The subsurface environment of Earth contains a diverse and complex community comprised of >1028 microbial cells globally, with a significant portion of this biomass being present in continental margin sediment. The cellular functions, and the genes that encode them, enabling subsurface microbial survival over geological timescales are unknown. To better understand the cellular functions that enable microbial survival over geological timescales in subseafloor sediment, metatranscriptomes from subseafloor continental margin sediment (5-159 m below the seafloor) were compared to soil metatranscriptomes using fungal genomes from the genera Cryptococcus and Aspergillus, taxa known to occupy representative samples of each environment, as reference. Soil metatranscriptomes contain a relatively higher number of overexpressed representative fungal homologous genes involved in catabolism of labile substrates, reflecting the increased bioavailability of the soil substrate pool relative to subseafloor sediment. In contrast, many fungal homologs with overexpression in subseafloor samples encode proteasomes and autophagosomes that likely help conserve and recycle amino acids under reduced availability of labile organic matter.
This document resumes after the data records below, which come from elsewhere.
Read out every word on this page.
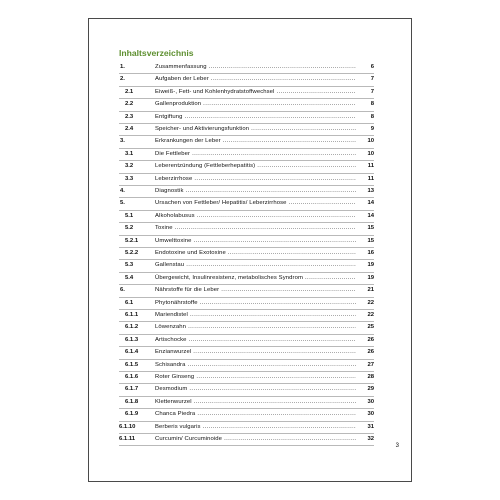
Inhaltsverzeichnis
1.	Zusammenfassung .....	6
2.	Aufgaben der Leber .....	7
2.1	Eiweiß-, Fett- und Kohlenhydratstoffwechsel .....	7
2.2	Gallenproduktion .....	8
2.3	Entgiftung .....	8
2.4	Speicher- und Aktivierungsfunktion .....	9
3.	Erkrankungen der Leber .....	10
3.1	Die Fettleber .....	10
3.2	Leberentzündung (Fettleberhepatitis) .....	11
3.3	Leberzirrhose .....	11
4.	Diagnostik .....	13
5.	Ursachen von Fettleber/ Hepatitis/ Leberzirrhose .....	14
5.1	Alkoholabusus .....	14
5.2	Toxine .....	15
5.2.1	Umwelttoxine .....	15
5.2.2	Endotoxine und Exotoxine .....	16
5.3	Gallenstau .....	19
5.4	Übergewicht, Insulinresistenz, metabolisches Syndrom .....	19
6.	Nährstoffe für die Leber .....	21
6.1	Phytonährstoffe .....	22
6.1.1	Mariendistel .....	22
6.1.2	Löwenzahn .....	25
6.1.3	Artischocke .....	26
6.1.4	Enzianwurzel .....	26
6.1.5	Schisandra .....	27
6.1.6	Roter Ginseng .....	28
6.1.7	Desmodium .....	29
6.1.8	Klettenwurzel .....	30
6.1.9	Chanca Piedra .....	30
6.1.10	Berberis vulgaris .....	31
6.1.11	Curcumin/ Curcuminoide .....	32
3
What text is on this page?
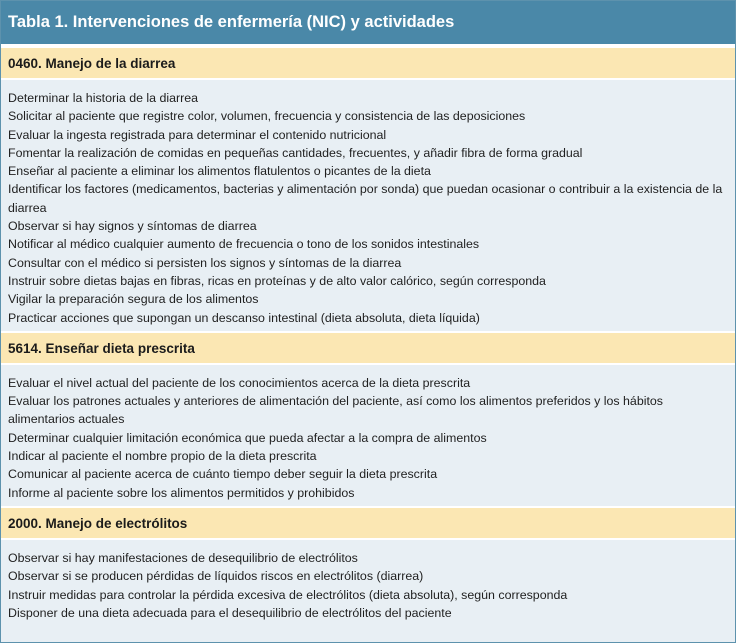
Tabla 1. Intervenciones de enfermería (NIC) y actividades
0460. Manejo de la diarrea

Determinar la historia de la diarrea

Solicitar al paciente que registre color, volumen, frecuencia y consistencia de las deposiciones

Evaluar la ingesta registrada para determinar el contenido nutricional

Fomentar la realización de comidas en pequeñas cantidades, frecuentes, y añadir fibra de forma gradual

Enseñar al paciente a eliminar los alimentos flatulentos o picantes de la dieta

Identificar los factores (medicamentos, bacterias y alimentación por sonda) que puedan ocasionar o contribuir a la existencia de la diarrea

Observar si hay signos y síntomas de diarrea

Notificar al médico cualquier aumento de frecuencia o tono de los sonidos intestinales

Consultar con el médico si persisten los signos y síntomas de la diarrea

Instruir sobre dietas bajas en fibras, ricas en proteínas y de alto valor calórico, según corresponda

Vigilar la preparación segura de los alimentos

Practicar acciones que supongan un descanso intestinal (dieta absoluta, dieta líquida)

5614. Enseñar dieta prescrita

Evaluar el nivel actual del paciente de los conocimientos acerca de la dieta prescrita

Evaluar los patrones actuales y anteriores de alimentación del paciente, así como los alimentos preferidos y los hábitos alimentarios actuales

Determinar cualquier limitación económica que pueda afectar a la compra de alimentos

Indicar al paciente el nombre propio de la dieta prescrita

Comunicar al paciente acerca de cuánto tiempo deber seguir la dieta prescrita

Informe al paciente sobre los alimentos permitidos y prohibidos

2000. Manejo de electrólitos

Observar si hay manifestaciones de desequilibrio de electrólitos

Observar si se producen pérdidas de líquidos riscos en electrólitos (diarrea)

Instruir medidas para controlar la pérdida excesiva de electrólitos (dieta absoluta), según corresponda

Disponer de una dieta adecuada para el desequilibrio de electrólitos del paciente
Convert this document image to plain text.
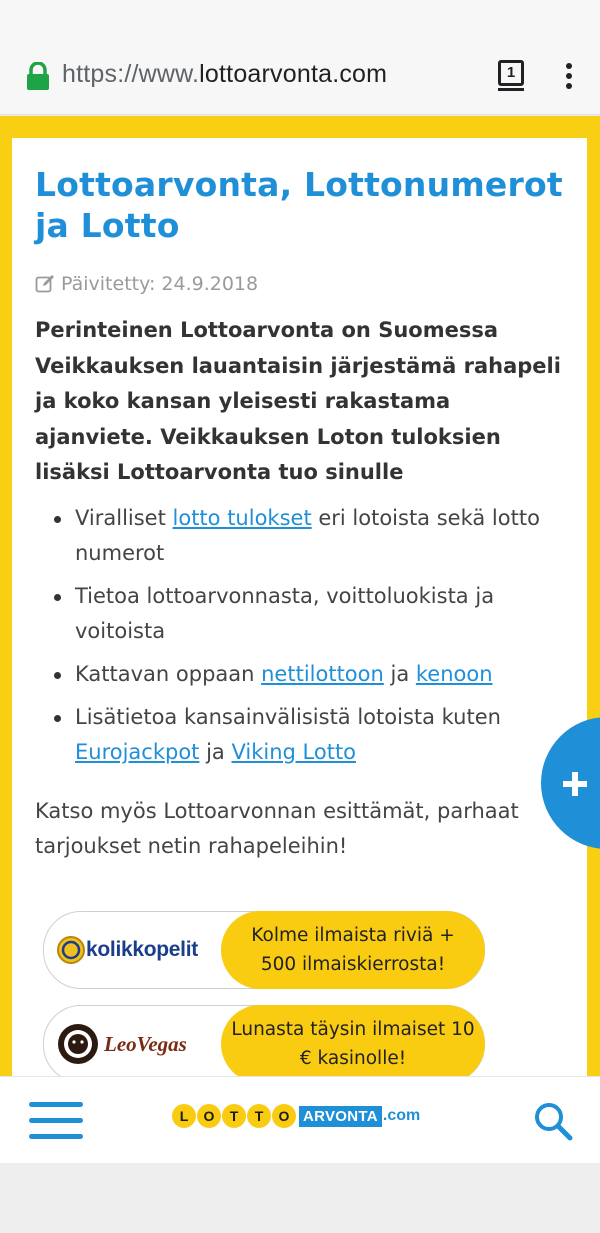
https://www.lottoarvonta.com	1
Lottoarvonta, Lottonumerot ja Lotto
Päivitetty: 24.9.2018
Perinteinen Lottoarvonta on Suomessa Veikkauksen lauantaisin järjestämä rahapeli ja koko kansan yleisesti rakastama ajanviete. Veikkauksen Loton tuloksien lisäksi Lottoarvonta tuo sinulle
Viralliset lotto tulokset eri lotoista sekä lotto numerot
Tietoa lottoarvonnasta, voittoluokista ja voitoista
Kattavan oppaan nettilottoon ja kenoon
Lisätietoa kansainvälisistä lotoista kuten Eurojackpot ja Viking Lotto
Katso myös Lottoarvonnan esittämät, parhaat tarjoukset netin rahapeleihin!
kolikkopelit
Kolme ilmaista riviä + 500 ilmaiskierrosta!
LeoVegas
Lunasta täysin ilmaiset 10 € kasinolle!
L	O	T	T	O ARVONTA .com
Genes associated with stationary phase were significantly overexpressed in the subseafloor suggesting a relatively higher investment into cellular maintenance energy. Such differences indicate that 1.) subseafloor fungal transcripts are not contaminants and 2.) subseafloor fungi are relatively dormant compared to soil fungi, and likely persist for long periods in stationary phase. Our findings provide insights into biochemical mechanisms enabling subseafloor survival for long periods, under extreme pressure, with relatively recalcitrant carbon sources.